Resistance in the CAN bus

Twisted pair wire for digital signals.

Resistance is the opposition or hindrance to the flow of electrons in a circuit. Connectors, switches, and wires all offer some resistance. For example, twisted pair wire typically contains 120 ohms of impedance, and the CAN bus has a 120-ohm resistor at each end. These resistors are often located inside two control modules to normalize voltage and prevent reflections from corrupting the data on the bus.

A simple automotive CAN bus.

Two 120-ohm resistors provide 60 ohms of resistance. This is because two 120 ohm resistors installed parallel between CAN HI and CAN LO have an equivalent resistance of half the value of either resistor or 60 ohms. Adding a third module with another 120-ohm resistor would modify the resistance on the bus to 40 ohms. Four 120-ohm resistors would result in 30 ohms.

A simple automotive CAN bus.

All modules must be powered down or the vehicle's battery disconnected to measure resistance in the CAN bus circuit. The resistance between the CAN HI and CAN LO pins on the connector of the control module containing the resistor will measure 120 ohms. In addition, some vehicles have a gateway.

A simple automotive CAN bus with a gateway.

In the example above, the DLC and both networks connect to a gateway. Check the manual to locate these connections.
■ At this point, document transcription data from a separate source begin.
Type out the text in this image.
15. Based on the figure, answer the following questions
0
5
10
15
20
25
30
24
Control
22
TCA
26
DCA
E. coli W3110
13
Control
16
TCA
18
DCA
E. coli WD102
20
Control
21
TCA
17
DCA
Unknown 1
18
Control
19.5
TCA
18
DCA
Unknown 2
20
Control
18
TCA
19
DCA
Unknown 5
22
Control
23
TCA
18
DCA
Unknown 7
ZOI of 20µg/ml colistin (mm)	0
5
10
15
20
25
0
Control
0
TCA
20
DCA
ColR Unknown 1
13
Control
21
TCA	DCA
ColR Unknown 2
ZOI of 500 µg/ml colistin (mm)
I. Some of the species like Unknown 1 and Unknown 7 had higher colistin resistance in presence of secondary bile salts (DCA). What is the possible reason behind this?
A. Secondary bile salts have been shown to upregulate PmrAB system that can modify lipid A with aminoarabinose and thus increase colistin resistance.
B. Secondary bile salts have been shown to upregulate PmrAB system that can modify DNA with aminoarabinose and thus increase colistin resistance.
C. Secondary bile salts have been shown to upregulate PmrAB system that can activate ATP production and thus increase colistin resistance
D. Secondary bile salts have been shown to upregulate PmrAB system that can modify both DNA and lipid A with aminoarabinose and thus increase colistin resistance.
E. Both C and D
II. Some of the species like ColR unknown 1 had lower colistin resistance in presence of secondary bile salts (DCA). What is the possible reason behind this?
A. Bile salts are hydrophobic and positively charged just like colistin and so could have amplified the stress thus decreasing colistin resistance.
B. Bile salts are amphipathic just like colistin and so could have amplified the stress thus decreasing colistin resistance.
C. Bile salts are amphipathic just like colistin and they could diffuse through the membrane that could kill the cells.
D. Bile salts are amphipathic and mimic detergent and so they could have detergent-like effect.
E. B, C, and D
Measurements on a CAN bus with a gateway must be measured in another place, like an easy-to-access control module or the CAN HI and CAN LO connection to the network on the gateway.

CAN HI and CAN LO waveforms.

The resistance between the CAN HI and CAN LO pins and ground on the DLC should be infinity or megaohms. When there is no action on either CAN line, the voltage is around 2.5 Vdc. If CAN HI shorts to CAN LO, the voltage will remain around 2.5 Vdc on both lines. When a module sends a message, the CAN HI line (Yellow) increases above 2.5 Vdc, and CAN LO (Green) decreases below 2.5 Vdc. When compared, high and low CAN bus waveforms mirror each other.